Survival.  Upon termination, all rights and duties of the parties toward each other cease except that Sections 3, 4, 5, 6, 7, and 9 will survive termination or expiration of this Agreement.

 

Material Breech. DLA’s specific purpose of this corporation is to promote and advocate for the recognition, constitutional adoption, protection and enforcement of individual human rights. DLA through direct action and other forms of advocacy and education works to ensure human rights based principles and values form the basis of our social, economic and political institutions. A material breech is defined as an act against DLA’s purpose.

 

11.Miscellaneous Provisions.

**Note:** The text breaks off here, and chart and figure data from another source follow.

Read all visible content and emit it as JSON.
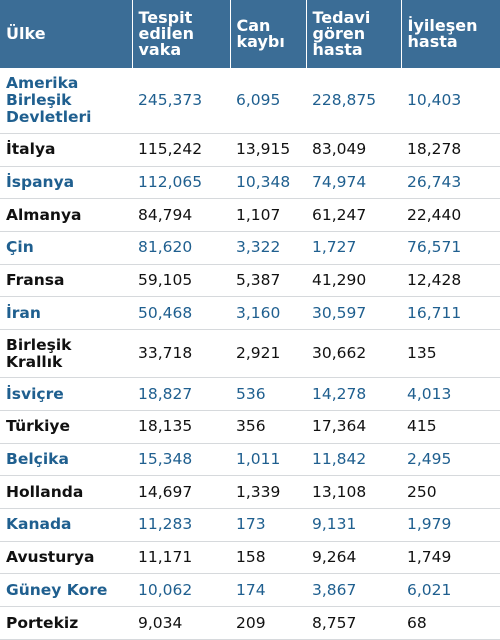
{
  "table": {
    "columns": [
      "Ülke",
      "Tespit edilen vaka",
      "Can kaybı",
      "Tedavi gören hasta",
      "İyileşen hasta"
    ],
    "rows": [
      {
        "country": "Amerika Birleşik Devletleri",
        "cases": "245,373",
        "deaths": "6,095",
        "treated": "228,875",
        "recovered": "10,403"
      },
      {
        "country": "İtalya",
        "cases": "115,242",
        "deaths": "13,915",
        "treated": "83,049",
        "recovered": "18,278"
      },
      {
        "country": "İspanya",
        "cases": "112,065",
        "deaths": "10,348",
        "treated": "74,974",
        "recovered": "26,743"
      },
      {
        "country": "Almanya",
        "cases": "84,794",
        "deaths": "1,107",
        "treated": "61,247",
        "recovered": "22,440"
      },
      {
        "country": "Çin",
        "cases": "81,620",
        "deaths": "3,322",
        "treated": "1,727",
        "recovered": "76,571"
      },
      {
        "country": "Fransa",
        "cases": "59,105",
        "deaths": "5,387",
        "treated": "41,290",
        "recovered": "12,428"
      },
      {
        "country": "İran",
        "cases": "50,468",
        "deaths": "3,160",
        "treated": "30,597",
        "recovered": "16,711"
      },
      {
        "country": "Birleşik Krallık",
        "cases": "33,718",
        "deaths": "2,921",
        "treated": "30,662",
        "recovered": "135"
      },
      {
        "country": "İsviçre",
        "cases": "18,827",
        "deaths": "536",
        "treated": "14,278",
        "recovered": "4,013"
      },
      {
        "country": "Türkiye",
        "cases": "18,135",
        "deaths": "356",
        "treated": "17,364",
        "recovered": "415"
      },
      {
        "country": "Belçika",
        "cases": "15,348",
        "deaths": "1,011",
        "treated": "11,842",
        "recovered": "2,495"
      },
      {
        "country": "Hollanda",
        "cases": "14,697",
        "deaths": "1,339",
        "treated": "13,108",
        "recovered": "250"
      },
      {
        "country": "Kanada",
        "cases": "11,283",
        "deaths": "173",
        "treated": "9,131",
        "recovered": "1,979"
      },
      {
        "country": "Avusturya",
        "cases": "11,171",
        "deaths": "158",
        "treated": "9,264",
        "recovered": "1,749"
      },
      {
        "country": "Güney Kore",
        "cases": "10,062",
        "deaths": "174",
        "treated": "3,867",
        "recovered": "6,021"
      },
      {
        "country": "Portekiz",
        "cases": "9,034",
        "deaths": "209",
        "treated": "8,757",
        "recovered": "68"
      }
    ]
  }
}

This Agreement is not assignable or transferable without the other party’s prior written consent; it is the complete and exclusive statement of the mutual understandings of the parties and supersedes and cancels all previous written and oral understandings to which this Agreement relates; it shall be governed by and construed according to the laws of the State of Florida, and shall not be construed against the drafter; it creates no agency or partnership between the parties; and it may be modified or amended as necessary but only through a written instrument signed by both parties. Notices may be given to the addresses listed on the executed Work Order. The parties agree that any suit or action relating to this Agreement shall be instituted and commenced exclusively in the federal or state courts in Clearwater, Florida, and the parties hereby waive the right to change such venue and hereby consent to the jurisdiction of such courts. If a party must bring suit or other action related to this Agreement, the prevailing party shall be entitled to an award of costs, reasonable attorney’s fees and interest at the maximum rate permitted by law in addition to any other relief awarded.

 

By proceeding with an application to the Ally Organization Program, I, as designated representative of this organization, indicate that I understand, agree to and accept the terms and conditions as contained herein.